There is also a second gap: a large number of API paths simply don't exist in any api.yml file within meshery/schemas. The data models exist, but the endpoint documentation doesn't, meaning tools and clients can't reliably auto-generate or validate against them.

On Lee's points:

  • Extensibility: The Provider interface in providers.go is a meaningful blocker. It's typed against local structs (*models.Preference, *models.User), which means even handlers that want to be schema-driven are forced to go through a local translation layer.
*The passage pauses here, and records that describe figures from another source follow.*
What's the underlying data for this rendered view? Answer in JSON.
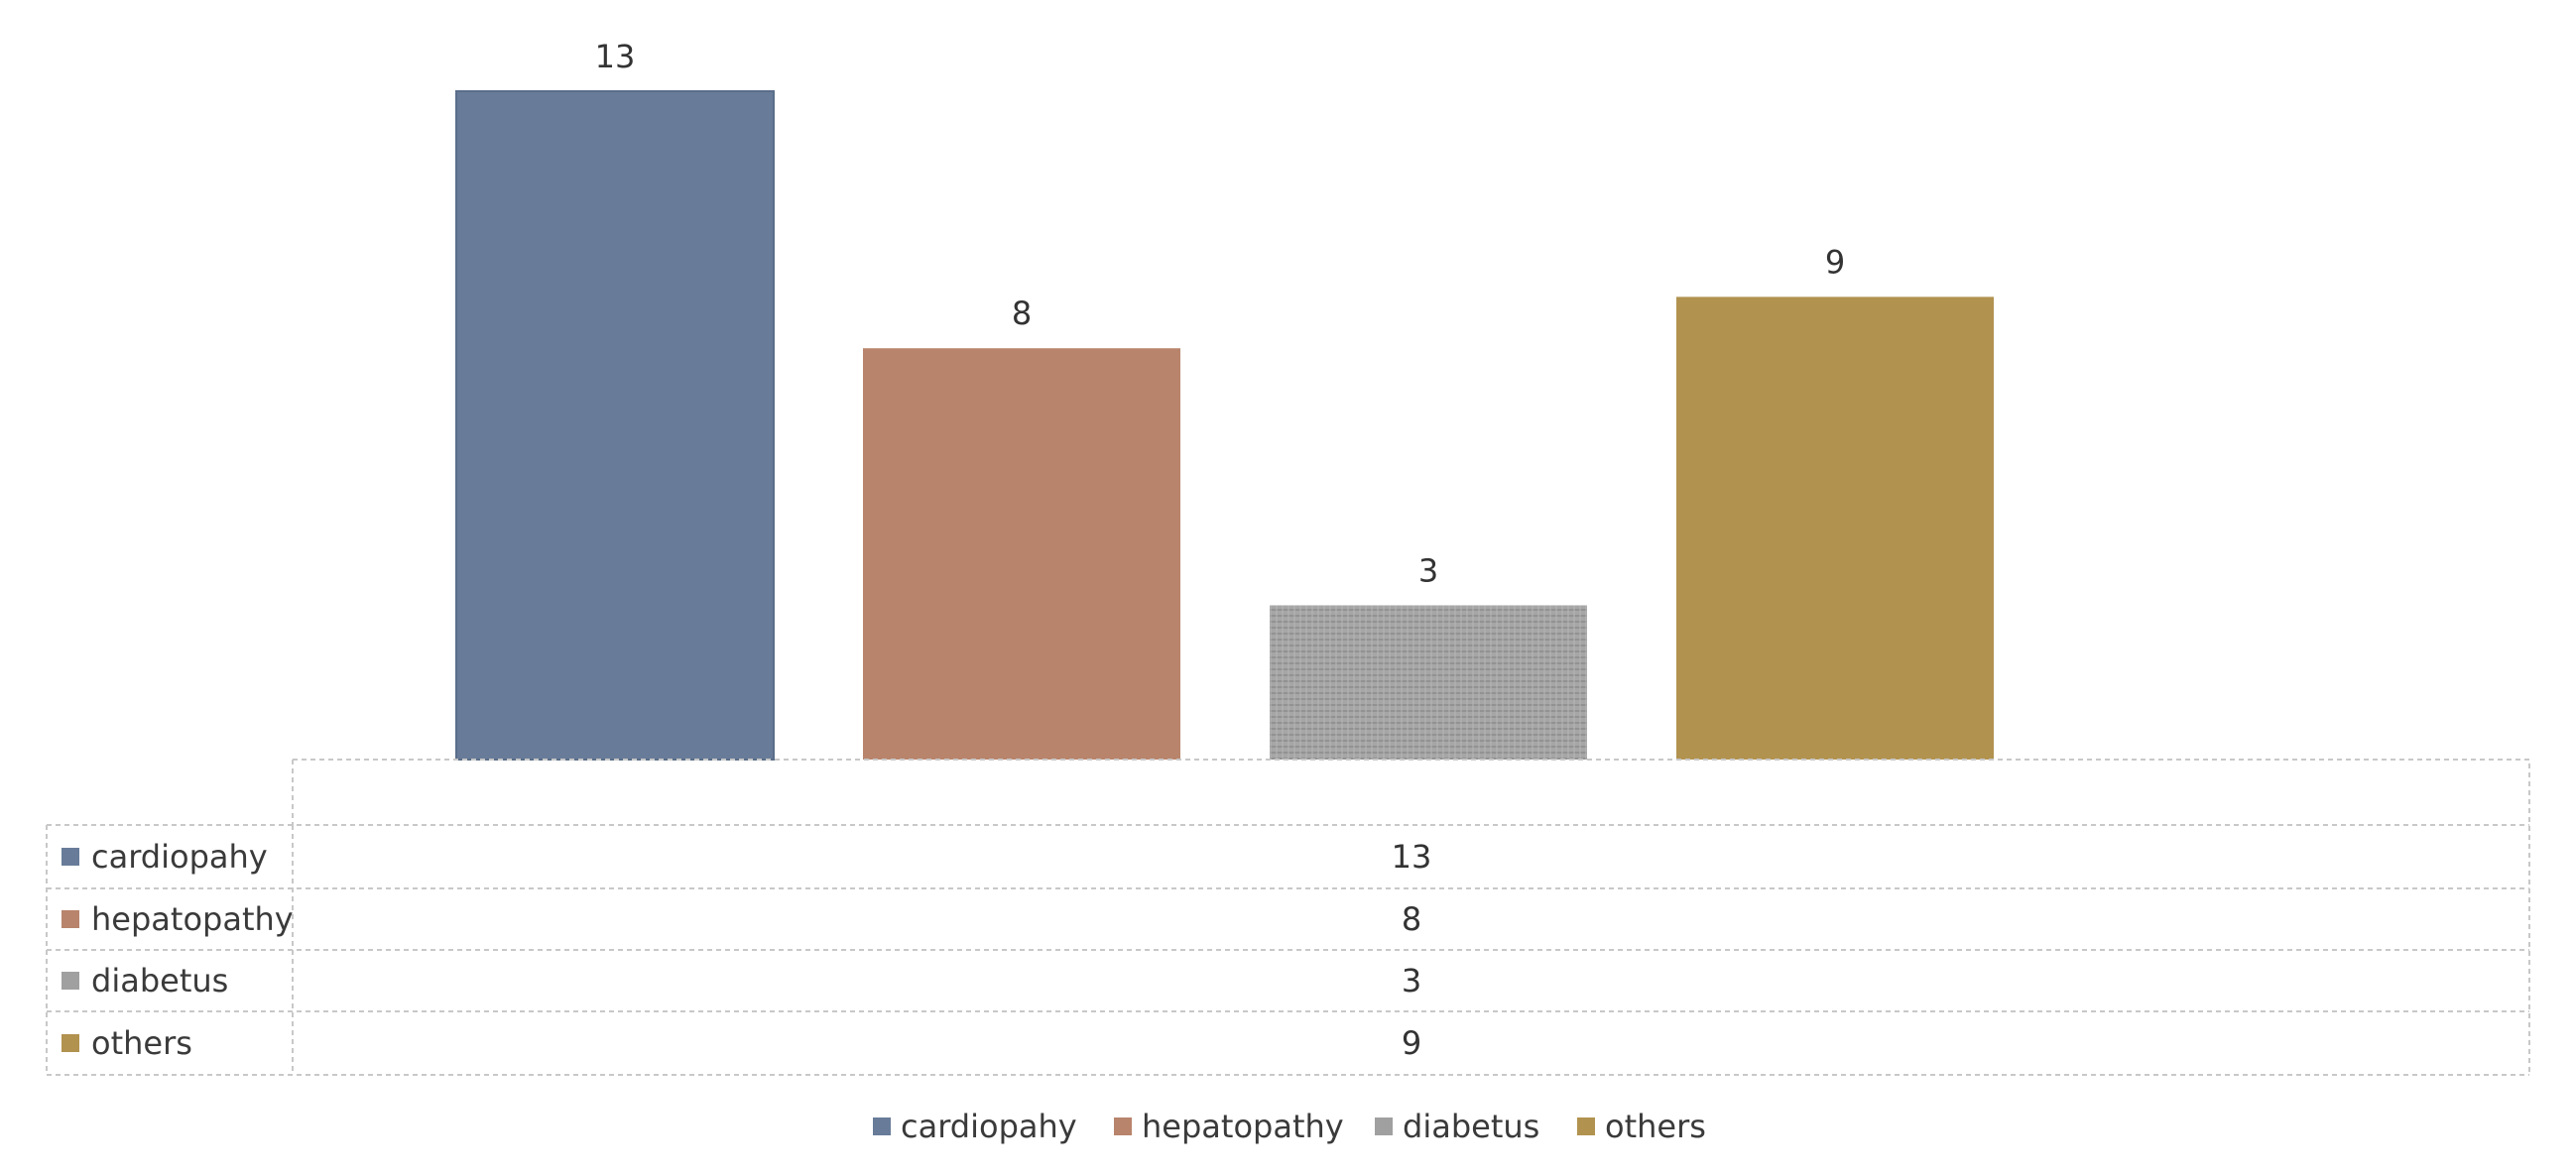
{
  "chart_data": {
    "type": "bar",
    "categories": [
      "cardiopahy",
      "hepatopathy",
      "diabetus",
      "others"
    ],
    "values": [
      13,
      8,
      3,
      9
    ],
    "colors": [
      "#687c99",
      "#b8846b",
      "#a0a0a0",
      "#b1924f"
    ],
    "data_labels": [
      "13",
      "8",
      "3",
      "9"
    ],
    "data_table": {
      "rows": [
        {
          "label": "cardiopahy",
          "value": "13"
        },
        {
          "label": "hepatopathy",
          "value": "8"
        },
        {
          "label": "diabetus",
          "value": "3"
        },
        {
          "label": "others",
          "value": "9"
        }
      ]
    },
    "legend": {
      "position": "bottom",
      "entries": [
        "cardiopahy",
        "hepatopathy",
        "diabetus",
        "others"
      ]
    },
    "ylim": [
      0,
      13
    ],
    "grid": false,
    "title": "",
    "xlabel": "",
    "ylabel": ""
  }
}
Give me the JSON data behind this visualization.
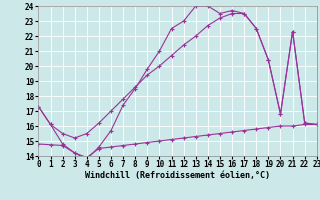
{
  "background_color": "#cce8e8",
  "grid_color": "#ffffff",
  "line_color": "#993399",
  "xlabel": "Windchill (Refroidissement éolien,°C)",
  "xlim": [
    0,
    23
  ],
  "ylim": [
    14,
    24
  ],
  "xticks": [
    0,
    1,
    2,
    3,
    4,
    5,
    6,
    7,
    8,
    9,
    10,
    11,
    12,
    13,
    14,
    15,
    16,
    17,
    18,
    19,
    20,
    21,
    22,
    23
  ],
  "yticks": [
    14,
    15,
    16,
    17,
    18,
    19,
    20,
    21,
    22,
    23,
    24
  ],
  "curve1_x": [
    0,
    1,
    2,
    3,
    4,
    5,
    6,
    7,
    8,
    9,
    10,
    11,
    12,
    13,
    14,
    15,
    16,
    17,
    18,
    19,
    20,
    21,
    22,
    23
  ],
  "curve1_y": [
    17.3,
    16.1,
    14.8,
    14.2,
    13.8,
    14.6,
    15.7,
    17.4,
    18.5,
    19.8,
    21.0,
    22.5,
    23.0,
    24.0,
    24.0,
    23.5,
    23.7,
    23.5,
    22.5,
    20.4,
    16.8,
    22.3,
    16.2,
    16.1
  ],
  "curve2_x": [
    0,
    1,
    2,
    3,
    4,
    5,
    6,
    7,
    8,
    9,
    10,
    11,
    12,
    13,
    14,
    15,
    16,
    17,
    18,
    19,
    20,
    21,
    22,
    23
  ],
  "curve2_y": [
    17.3,
    16.1,
    15.5,
    15.2,
    15.5,
    16.2,
    17.0,
    17.8,
    18.6,
    19.4,
    20.0,
    20.7,
    21.4,
    22.0,
    22.7,
    23.2,
    23.5,
    23.5,
    22.5,
    20.4,
    16.8,
    22.3,
    16.2,
    16.1
  ],
  "curve3_x": [
    0,
    1,
    2,
    3,
    4,
    5,
    6,
    7,
    8,
    9,
    10,
    11,
    12,
    13,
    14,
    15,
    16,
    17,
    18,
    19,
    20,
    21,
    22,
    23
  ],
  "curve3_y": [
    14.8,
    14.75,
    14.7,
    14.2,
    13.9,
    14.5,
    14.6,
    14.7,
    14.8,
    14.9,
    15.0,
    15.1,
    15.2,
    15.3,
    15.4,
    15.5,
    15.6,
    15.7,
    15.8,
    15.9,
    16.0,
    16.0,
    16.1,
    16.1
  ],
  "tick_fontsize": 5.5,
  "xlabel_fontsize": 6.0
}
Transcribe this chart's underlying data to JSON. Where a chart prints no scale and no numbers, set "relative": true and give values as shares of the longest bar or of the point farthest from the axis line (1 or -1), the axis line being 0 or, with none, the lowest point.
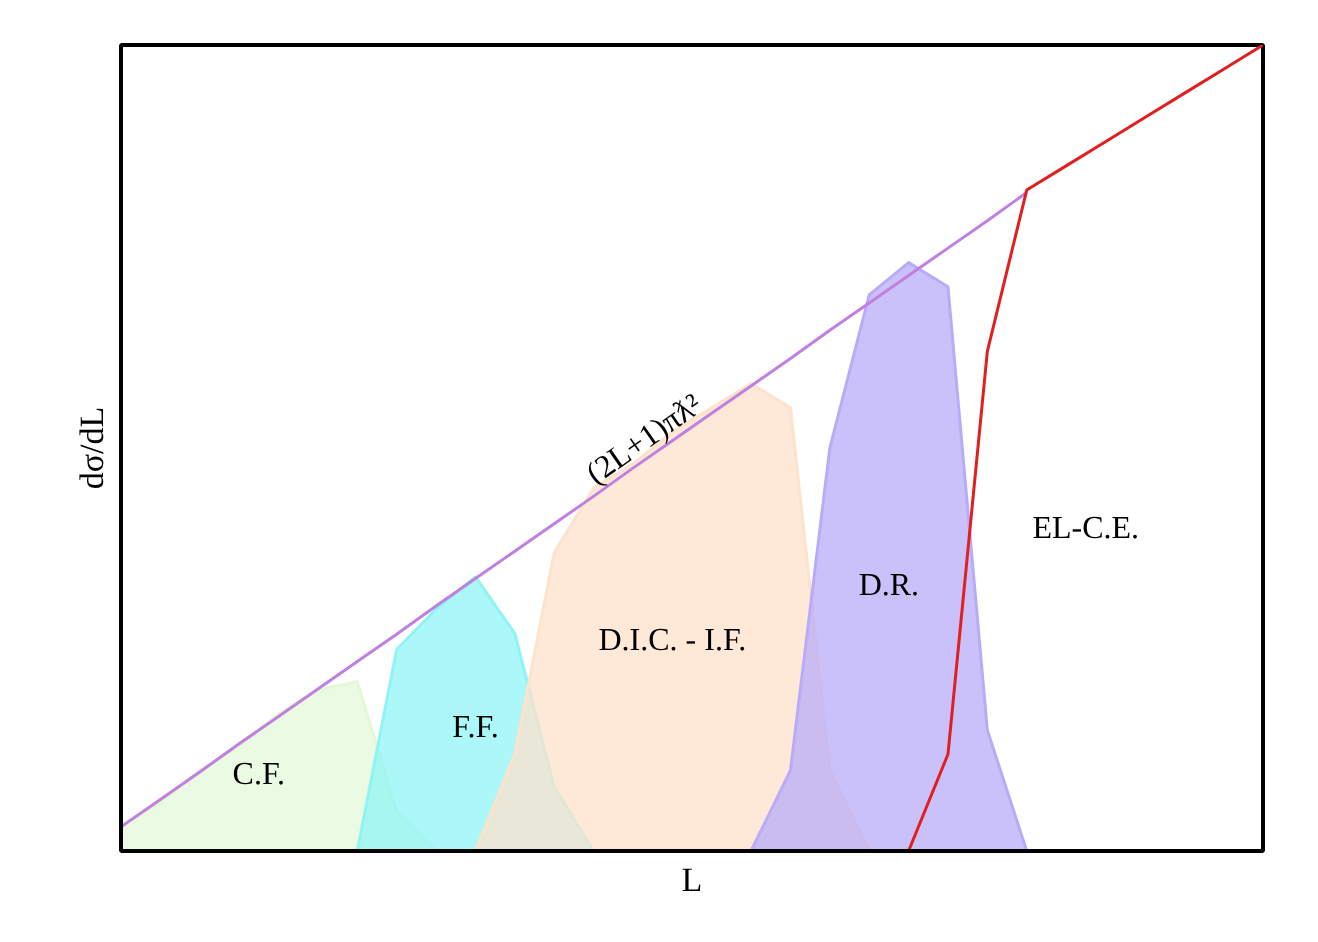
{
  "chart_data": {
    "type": "area",
    "relative": true,
    "xlabel": "L",
    "ylabel": "dσ/dL",
    "categories": [
      null,
      null,
      null,
      null,
      null,
      null,
      null,
      null,
      null,
      null,
      null,
      null,
      null,
      null,
      null,
      null,
      null,
      null,
      null,
      null,
      null,
      null,
      null,
      null,
      null,
      null,
      null,
      null,
      null,
      null
    ],
    "series": [
      {
        "name": "(2L+1)πƛ²",
        "type": "line",
        "color": "#c080e0",
        "values": [
          0.03,
          0.064,
          0.098,
          0.133,
          0.167,
          0.201,
          0.235,
          0.269,
          0.304,
          0.338,
          0.372,
          0.406,
          0.44,
          0.475,
          0.509,
          0.543,
          0.577,
          0.611,
          0.646,
          0.68,
          0.714,
          0.748,
          0.782,
          0.817,
          null,
          null,
          null,
          null,
          null,
          null
        ]
      },
      {
        "name": "C.F.",
        "color": "#e4f8d8",
        "values": [
          0.03,
          0.06,
          0.1,
          0.13,
          0.17,
          0.2,
          0.21,
          0.05,
          0,
          null,
          null,
          null,
          null,
          null,
          null,
          null,
          null,
          null,
          null,
          null,
          null,
          null,
          null,
          null,
          null,
          null,
          null,
          null,
          null,
          null
        ]
      },
      {
        "name": "F.F.",
        "color": "#90f4f4",
        "values": [
          null,
          null,
          null,
          null,
          null,
          null,
          0,
          0.25,
          0.3,
          0.34,
          0.27,
          0.08,
          0,
          null,
          null,
          null,
          null,
          null,
          null,
          null,
          null,
          null,
          null,
          null,
          null,
          null,
          null,
          null,
          null,
          null
        ]
      },
      {
        "name": "D.I.C. - I.F.",
        "color": "#fde2cc",
        "values": [
          null,
          null,
          null,
          null,
          null,
          null,
          null,
          null,
          null,
          0,
          0.12,
          0.37,
          0.45,
          0.48,
          0.52,
          0.55,
          0.58,
          0.55,
          0.1,
          0,
          null,
          null,
          null,
          null,
          null,
          null,
          null,
          null,
          null,
          null
        ]
      },
      {
        "name": "D.R.",
        "color": "#b8acf8",
        "values": [
          null,
          null,
          null,
          null,
          null,
          null,
          null,
          null,
          null,
          null,
          null,
          null,
          null,
          null,
          null,
          null,
          0,
          0.1,
          0.5,
          0.69,
          0.73,
          0.7,
          0.15,
          0,
          null,
          null,
          null,
          null,
          null,
          null
        ]
      },
      {
        "name": "EL-C.E.",
        "type": "line",
        "color": "#e02020",
        "values": [
          null,
          null,
          null,
          null,
          null,
          null,
          null,
          null,
          null,
          null,
          null,
          null,
          null,
          null,
          null,
          null,
          null,
          null,
          null,
          null,
          0,
          0.12,
          0.62,
          0.82,
          0.85,
          0.88,
          0.91,
          0.94,
          0.97,
          1.0
        ]
      }
    ]
  }
}
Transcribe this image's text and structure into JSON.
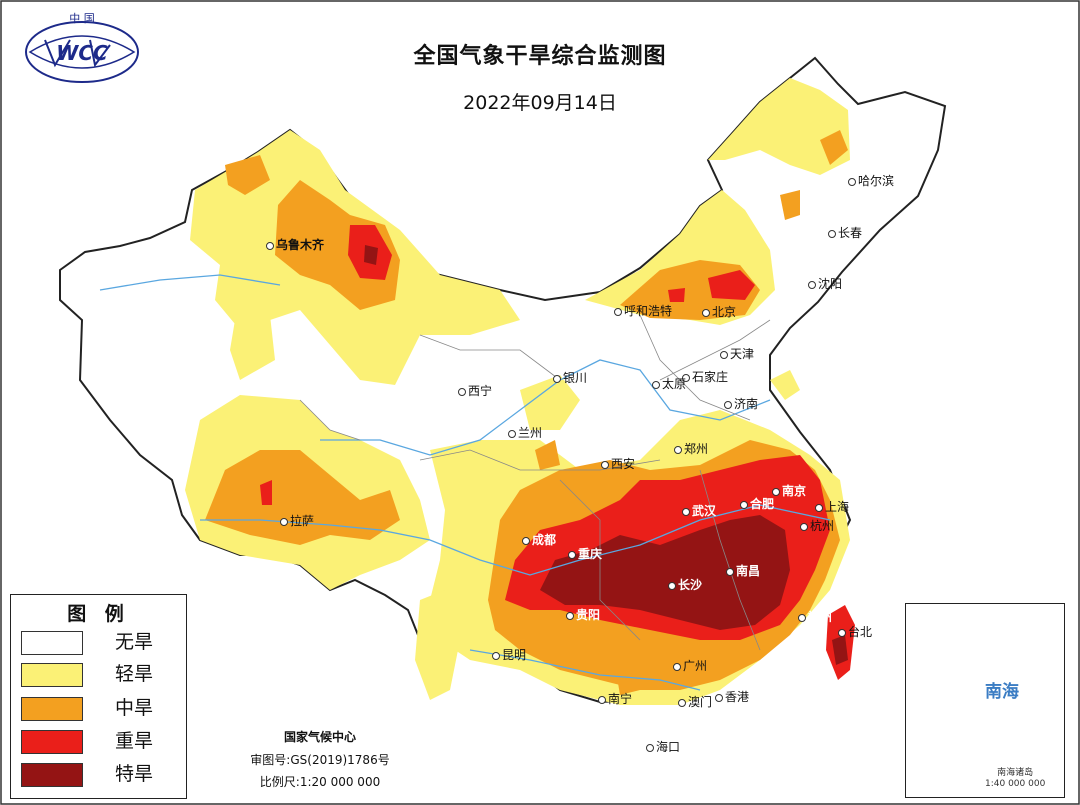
{
  "title": "全国气象干旱综合监测图",
  "date": "2022年09月14日",
  "logo": {
    "text": "WCC",
    "arc_text": "中 国"
  },
  "legend": {
    "title": "图 例",
    "items": [
      {
        "label": "无旱",
        "color": "#ffffff"
      },
      {
        "label": "轻旱",
        "color": "#fbf176"
      },
      {
        "label": "中旱",
        "color": "#f3a020"
      },
      {
        "label": "重旱",
        "color": "#ea1f1a"
      },
      {
        "label": "特旱",
        "color": "#941414"
      }
    ]
  },
  "credits": {
    "org": "国家气候中心",
    "approval": "审图号:GS(2019)1786号",
    "scale": "比例尺:1:20 000 000"
  },
  "cities": [
    {
      "name": "乌鲁木齐"
    },
    {
      "name": "哈尔滨"
    },
    {
      "name": "长春"
    },
    {
      "name": "沈阳"
    },
    {
      "name": "呼和浩特"
    },
    {
      "name": "北京"
    },
    {
      "name": "天津"
    },
    {
      "name": "石家庄"
    },
    {
      "name": "太原"
    },
    {
      "name": "济南"
    },
    {
      "name": "银川"
    },
    {
      "name": "西宁"
    },
    {
      "name": "兰州"
    },
    {
      "name": "西安"
    },
    {
      "name": "郑州"
    },
    {
      "name": "武汉"
    },
    {
      "name": "合肥"
    },
    {
      "name": "南京"
    },
    {
      "name": "上海"
    },
    {
      "name": "杭州"
    },
    {
      "name": "拉萨"
    },
    {
      "name": "成都"
    },
    {
      "name": "重庆"
    },
    {
      "name": "长沙"
    },
    {
      "name": "南昌"
    },
    {
      "name": "贵阳"
    },
    {
      "name": "福州"
    },
    {
      "name": "台北"
    },
    {
      "name": "昆明"
    },
    {
      "name": "广州"
    },
    {
      "name": "南宁"
    },
    {
      "name": "澳门"
    },
    {
      "name": "香港"
    },
    {
      "name": "海口"
    }
  ],
  "inset": {
    "label": "南海",
    "scale_title": "南海诸岛",
    "scale": "1:40 000 000"
  },
  "colors": {
    "none": "#ffffff",
    "light": "#fbf176",
    "moderate": "#f3a020",
    "severe": "#ea1f1a",
    "extreme": "#941414",
    "river": "#5aa7e0",
    "border": "#222222"
  }
}
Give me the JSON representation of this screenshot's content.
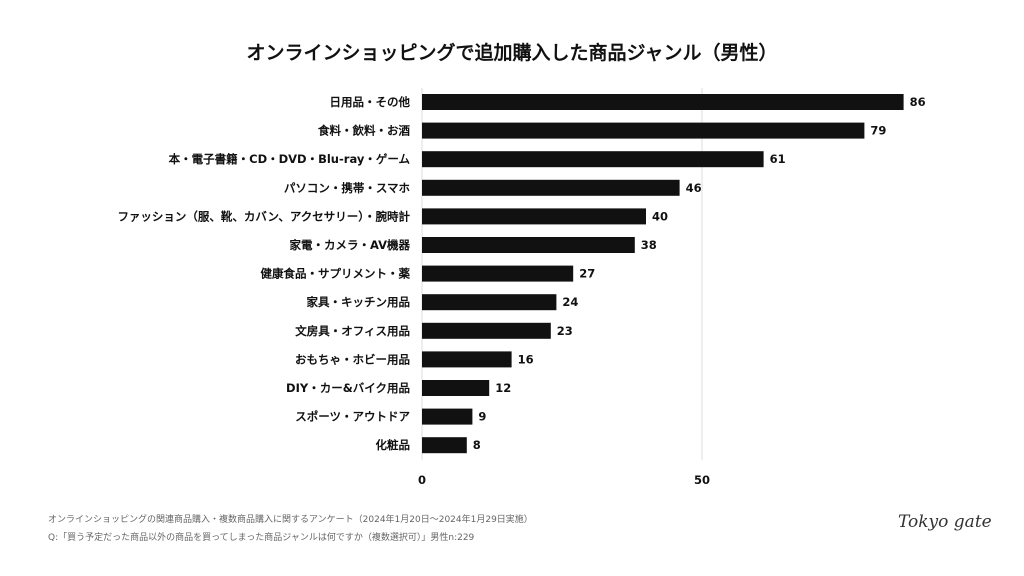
{
  "chart_data": {
    "type": "bar",
    "orientation": "horizontal",
    "title": "オンラインショッピングで追加購入した商品ジャンル（男性）",
    "categories": [
      "日用品・その他",
      "食料・飲料・お酒",
      "本・電子書籍・CD・DVD・Blu-ray・ゲーム",
      "パソコン・携帯・スマホ",
      "ファッション（服、靴、カバン、アクセサリー）・腕時計",
      "家電・カメラ・AV機器",
      "健康食品・サプリメント・薬",
      "家具・キッチン用品",
      "文房具・オフィス用品",
      "おもちゃ・ホビー用品",
      "DIY・カー&バイク用品",
      "スポーツ・アウトドア",
      "化粧品"
    ],
    "values": [
      86,
      79,
      61,
      46,
      40,
      38,
      27,
      24,
      23,
      16,
      12,
      9,
      8
    ],
    "xticks": [
      "0",
      "50"
    ],
    "xlim": [
      0,
      100
    ],
    "bar_color": "#111111",
    "grid": "vertical line at 50"
  },
  "notes": {
    "line1": "オンラインショッピングの関連商品購入・複数商品購入に関するアンケート（2024年1月20日〜2024年1月29日実施）",
    "line2": "Q:「買う予定だった商品以外の商品を買ってしまった商品ジャンルは何ですか（複数選択可）」男性n:229"
  },
  "logo": "Tokyo gate"
}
Schema-driving the Provider interface itself would unlock a lot of endpoints at once.
  • Overlap / Underlap: There are cases where both a local model and a schema model exist for the same concept (e.g., Preference), and they've diverged silently. Reconciling these before migration would prevent subtle regressions.
  • Auto-generation of documentation: Most of Meshery's Swagger docs today are generated from inline swagger:route comments in handler files. If meshery/schemas becomes the source of truth, those comments become redundant, coordinating that transition carefully matters, However it'll fantastic to use schemas as final source of truth.

A phased approach starting with endpoints where the schema types are already embedded internally seems like a natural first step, the schemas are mostly there, it's just about removing the local envelopes and letting the schema types flow directly through.

Happy to contribute more concrete findings or help scope specific endpoints for a first migration batch.